No American should assume their government will honor or respect any fundamental American value or principle unless it is specifically included in the Constitution. That’s just the way it is.
And it’s hard to imagine a more fundamental American value than honesty. For the most:
- Every American parent teaches their child to be honest.
- Every religion promotes honesty—and 4 out of 5 Americans say they’re religious (83%).
- The entire judicial branch of government always requires honesty.
And yet the words honest or honesty do not appear in the U.S. Constitution or its amendments.
Now there’s always been a moral reason for honesty. And in a democracy, there’s an even more highly practical reason for honesty and that’s because honesty simply works better than deception.
In a democracy:
- You simply can’t have well-informed decision-making on top of deception, and
- Neither the government nor the media can count on the support and trust of the people on top of deception.
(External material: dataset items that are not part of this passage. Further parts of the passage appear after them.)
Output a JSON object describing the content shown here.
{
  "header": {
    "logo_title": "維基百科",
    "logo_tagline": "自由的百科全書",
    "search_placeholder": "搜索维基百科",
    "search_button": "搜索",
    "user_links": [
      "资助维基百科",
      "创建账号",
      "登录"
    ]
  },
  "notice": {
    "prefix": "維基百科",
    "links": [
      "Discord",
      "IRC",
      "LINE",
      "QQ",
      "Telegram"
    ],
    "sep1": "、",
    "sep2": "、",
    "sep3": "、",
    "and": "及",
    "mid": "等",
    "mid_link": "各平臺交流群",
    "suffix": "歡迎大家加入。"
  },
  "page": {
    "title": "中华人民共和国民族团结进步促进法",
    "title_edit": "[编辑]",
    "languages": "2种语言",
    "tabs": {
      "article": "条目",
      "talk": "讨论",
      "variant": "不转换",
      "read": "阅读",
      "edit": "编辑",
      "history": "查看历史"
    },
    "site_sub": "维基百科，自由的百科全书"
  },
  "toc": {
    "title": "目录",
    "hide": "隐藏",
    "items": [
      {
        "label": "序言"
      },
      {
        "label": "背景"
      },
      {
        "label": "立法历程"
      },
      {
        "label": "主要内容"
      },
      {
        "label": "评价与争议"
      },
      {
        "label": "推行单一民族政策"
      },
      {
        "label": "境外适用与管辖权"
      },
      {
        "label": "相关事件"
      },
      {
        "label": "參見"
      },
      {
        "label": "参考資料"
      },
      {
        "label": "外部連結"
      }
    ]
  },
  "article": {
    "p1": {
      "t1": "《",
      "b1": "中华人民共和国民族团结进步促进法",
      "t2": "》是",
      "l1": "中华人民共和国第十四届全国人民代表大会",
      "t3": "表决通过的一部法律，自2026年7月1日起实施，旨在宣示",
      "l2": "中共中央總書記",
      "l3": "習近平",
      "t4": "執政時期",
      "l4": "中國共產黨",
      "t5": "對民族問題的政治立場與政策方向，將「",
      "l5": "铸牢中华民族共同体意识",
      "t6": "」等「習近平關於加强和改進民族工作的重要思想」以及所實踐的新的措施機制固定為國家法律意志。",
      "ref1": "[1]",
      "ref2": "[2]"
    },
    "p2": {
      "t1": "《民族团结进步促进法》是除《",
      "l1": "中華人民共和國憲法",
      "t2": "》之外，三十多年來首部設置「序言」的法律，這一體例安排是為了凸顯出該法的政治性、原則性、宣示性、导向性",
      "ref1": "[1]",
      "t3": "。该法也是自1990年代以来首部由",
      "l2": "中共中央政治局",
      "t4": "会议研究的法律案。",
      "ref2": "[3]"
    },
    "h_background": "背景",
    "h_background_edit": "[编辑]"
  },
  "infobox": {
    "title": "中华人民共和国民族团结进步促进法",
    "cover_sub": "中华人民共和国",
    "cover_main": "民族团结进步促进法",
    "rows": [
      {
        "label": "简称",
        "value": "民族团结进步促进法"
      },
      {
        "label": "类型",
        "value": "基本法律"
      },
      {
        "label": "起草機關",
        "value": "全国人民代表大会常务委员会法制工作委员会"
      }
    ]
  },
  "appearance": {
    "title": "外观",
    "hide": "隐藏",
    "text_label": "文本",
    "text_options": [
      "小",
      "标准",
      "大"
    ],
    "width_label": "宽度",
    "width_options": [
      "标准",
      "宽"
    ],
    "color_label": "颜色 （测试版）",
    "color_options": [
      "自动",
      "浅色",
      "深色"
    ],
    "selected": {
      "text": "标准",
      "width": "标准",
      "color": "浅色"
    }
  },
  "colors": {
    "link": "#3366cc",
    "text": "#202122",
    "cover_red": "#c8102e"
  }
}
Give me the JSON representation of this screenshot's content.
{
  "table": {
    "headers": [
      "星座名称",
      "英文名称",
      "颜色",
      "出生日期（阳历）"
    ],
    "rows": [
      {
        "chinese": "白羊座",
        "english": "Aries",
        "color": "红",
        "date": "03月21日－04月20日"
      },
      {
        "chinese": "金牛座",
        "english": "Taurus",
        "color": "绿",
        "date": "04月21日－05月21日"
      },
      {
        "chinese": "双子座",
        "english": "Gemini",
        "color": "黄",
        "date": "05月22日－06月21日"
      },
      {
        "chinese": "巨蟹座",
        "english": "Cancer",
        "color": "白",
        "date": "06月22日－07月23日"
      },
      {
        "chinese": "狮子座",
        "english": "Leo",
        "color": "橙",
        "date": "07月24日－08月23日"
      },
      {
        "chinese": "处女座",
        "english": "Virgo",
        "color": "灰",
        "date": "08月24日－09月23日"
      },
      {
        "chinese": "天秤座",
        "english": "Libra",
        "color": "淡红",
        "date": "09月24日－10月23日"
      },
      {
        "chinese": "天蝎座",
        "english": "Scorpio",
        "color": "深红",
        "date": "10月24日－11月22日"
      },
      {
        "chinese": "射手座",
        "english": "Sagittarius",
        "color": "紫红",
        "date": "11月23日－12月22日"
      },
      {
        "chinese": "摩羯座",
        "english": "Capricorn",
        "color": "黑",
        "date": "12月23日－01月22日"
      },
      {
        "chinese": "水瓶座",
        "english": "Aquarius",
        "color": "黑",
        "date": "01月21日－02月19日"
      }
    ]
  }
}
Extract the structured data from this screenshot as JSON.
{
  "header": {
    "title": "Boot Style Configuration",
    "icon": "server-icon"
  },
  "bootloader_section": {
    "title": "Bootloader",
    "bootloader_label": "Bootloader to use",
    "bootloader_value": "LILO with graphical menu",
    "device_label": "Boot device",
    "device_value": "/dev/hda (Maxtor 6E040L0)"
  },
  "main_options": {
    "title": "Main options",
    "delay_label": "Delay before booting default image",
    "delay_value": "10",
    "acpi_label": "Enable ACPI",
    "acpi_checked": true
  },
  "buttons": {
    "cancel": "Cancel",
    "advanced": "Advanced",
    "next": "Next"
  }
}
Some will say that’s its unconstitutional, unfeasible or even un-American to require honesty. But that’s akin to saying every American has the constitutional right to lie to anyone about anything they want—and that’s simply not true.
The constitutional right to freedom of speech is not absolute. If your speech results in injury to another, you may be liable for that injury. In fact there are hundreds of statutes in the United States outlawing fraud and deception as well as considerable liabilities for slander and libel—and they are constitutional.
And it may surprise some Americans to know that under federal law, 18 USC 1001, it’s a federal felony for almost anyone to ever be dishonest in their dealings with the federal government.
So since the people are required to be honest with their government—wouldn’t it make sense, and wouldn’t things work better—if the American people also had the constitutional right to honesty on all matters related to public policy?
Where do you think it would make a difference if honesty was required—and deception disallowed—on all matters of American public policy?